Mais Blue Collar ne vaudrait pas tant que cela s’il ne tenait qu’à la dénonciation d’un système. S’il marque l’esprit, c’est aussi et surtout pour ses portraits d’antihéros faillibles, donc jouets immanquables des manipulations de leurs exploiteurs, et néanmoins bouleversants par l’humanité de leurs failles. Car le système exploiteur, machiavélique, divise pour régner, tirant les ficelles de l’individualisme au sein de l’union (terme anglais pour « syndicat»…), truquant l’idée de lutte des classes en attisant sournoisement la lutte dans la classe ouvrière, opposant les hiérarchies, voire les ethnies. Et c’est au regard de ce postulat que le film trouve sa beauté, en refusant justement de se conformer à ces divisions orchestrées d’en haut. Il affiche certes un trio des plus hétéroclites, à l’image de leurs interprètes, que ce soit par leurs origines ou par leurs méthodes de jeu, acteurs qui firent un bruyant écho aux divergences entre leurs personnages par leurs frictions régulières et parfois violentes sur le tournage, entre eux et avec le réalisateur (Pryor étant, selon les témoignages, le plus problématique). Et pourtant, Schrader maintient son approche de ses personnages, non sur ce qui les différencie (pas même les choix finaux divergents des uns et des autres, qui eussent pu appeler un jugement moral), mais sur ce qui les met dans le même sac d’humanité : leurs faiblesses, précisément, leur tendance à s’accrocher chacun à ses illusions, l’incapacité de chacun à mettre ses intérêts personnels de côté pour faire tout le chemin avec les autres. Le reste, les caractéristiques discriminantes (« Noir », « Blanc », « traître », etc.), restent à l’état d’étiquettes apposées arbitrairement sur eux par d’autres pour en faire leurs instruments, et avec lesquelles le cinéaste garde ses distances.
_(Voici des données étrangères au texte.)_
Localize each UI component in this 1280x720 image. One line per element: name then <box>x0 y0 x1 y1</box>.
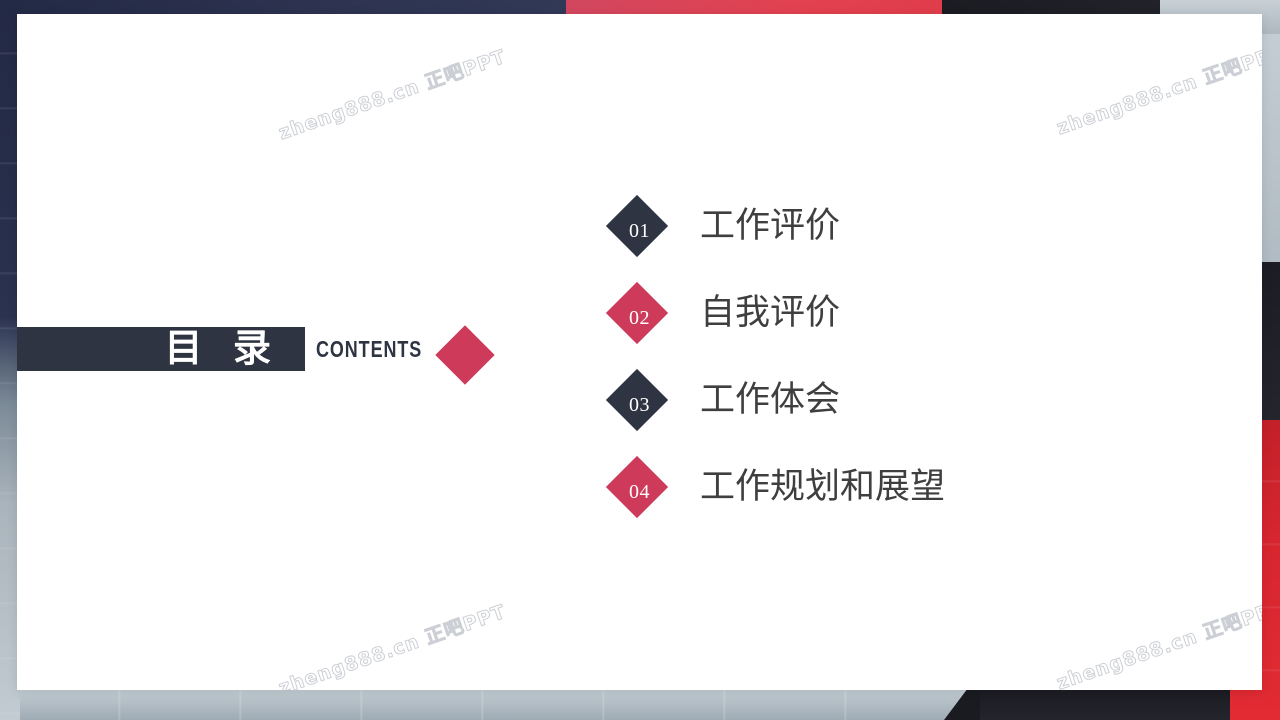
watermark: zheng888.cn 正吧PPT <box>1053 37 1262 140</box>
contents-item-number: 01 <box>615 204 659 248</box>
page-title: 目 录 <box>164 330 281 368</box>
contents-item-number: 04 <box>615 465 659 509</box>
contents-item-number: 02 <box>615 291 659 335</box>
title-bar: 目 录 <box>17 327 305 371</box>
contents-item-number: 03 <box>615 378 659 422</box>
watermark: zheng888.cn 正吧PPT <box>1053 592 1262 690</box>
contents-item-label: 自我评价 <box>700 288 840 338</box>
slide-sheet: zheng888.cn 正吧PPT zheng888.cn 正吧PPT zhen… <box>17 14 1262 690</box>
watermark: zheng888.cn 正吧PPT <box>275 42 509 145</box>
contents-item-label: 工作评价 <box>700 201 840 251</box>
slide-canvas: zheng888.cn 正吧PPT zheng888.cn 正吧PPT zhen… <box>0 0 1280 720</box>
page-subtitle: CONTENTS <box>316 336 422 363</box>
diamond-icon <box>435 325 494 384</box>
watermark: zheng888.cn 正吧PPT <box>275 597 509 690</box>
contents-item-label: 工作规划和展望 <box>700 462 945 512</box>
contents-item-label: 工作体会 <box>700 375 840 425</box>
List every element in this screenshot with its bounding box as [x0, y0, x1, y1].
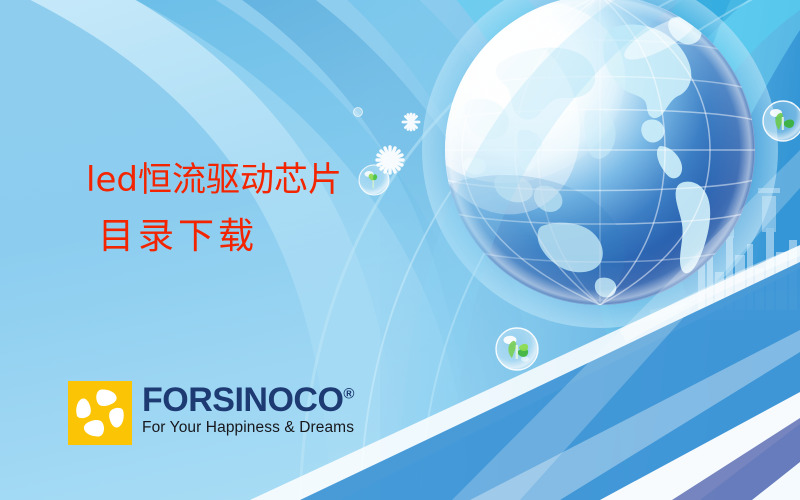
brand-logo-lockup: FORSINOCO® For Your Happiness & Dreams [68, 381, 354, 445]
logo-mark [68, 381, 132, 445]
bubble-with-sprout-icon [763, 101, 800, 141]
headline-line-2: 目录下载 [98, 219, 342, 255]
logo-wordmark-block: FORSINOCO® For Your Happiness & Dreams [142, 381, 354, 437]
headline-line-1: led恒流驱动芯片 [86, 163, 342, 197]
bubble-with-sprout-icon [496, 328, 538, 370]
poster-canvas: led恒流驱动芯片 目录下载 FORSINOCO® [0, 0, 800, 500]
headline: led恒流驱动芯片 目录下载 [86, 163, 342, 255]
four-petal-pinwheel-icon [68, 381, 132, 445]
brand-name-text: FORSINOCO [142, 381, 343, 419]
brand-name: FORSINOCO® [142, 384, 354, 417]
brand-tagline: For Your Happiness & Dreams [142, 419, 354, 437]
registered-trademark-icon: ® [343, 386, 354, 403]
bubble-with-sprout-icon [359, 165, 389, 195]
starburst-icon [403, 114, 419, 130]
Et quand, au bout de cette route de désillusion, deux anciens amis séparés par les ruses du pouvoir s’invectivent et se traitent de tous les noms avant de se ruer l’un sur l’autre, ils apparaissent définitivement comme les victimes de ces jeux discriminatoires — victimes d’autant plus ambiguës que, pour une au moins, sa nouvelle situation est un choix par défaut pour se distraire d’une culpabilité personnelle. C’est là le point final de la beauté amère de Blue Collar, œuvre au regard désenchanté, dépassionné et néanmoins à hauteur d’homme, veine dont on peut regretter qu’elle n’ait pas plus inspiré une filmographie à la posture discutable.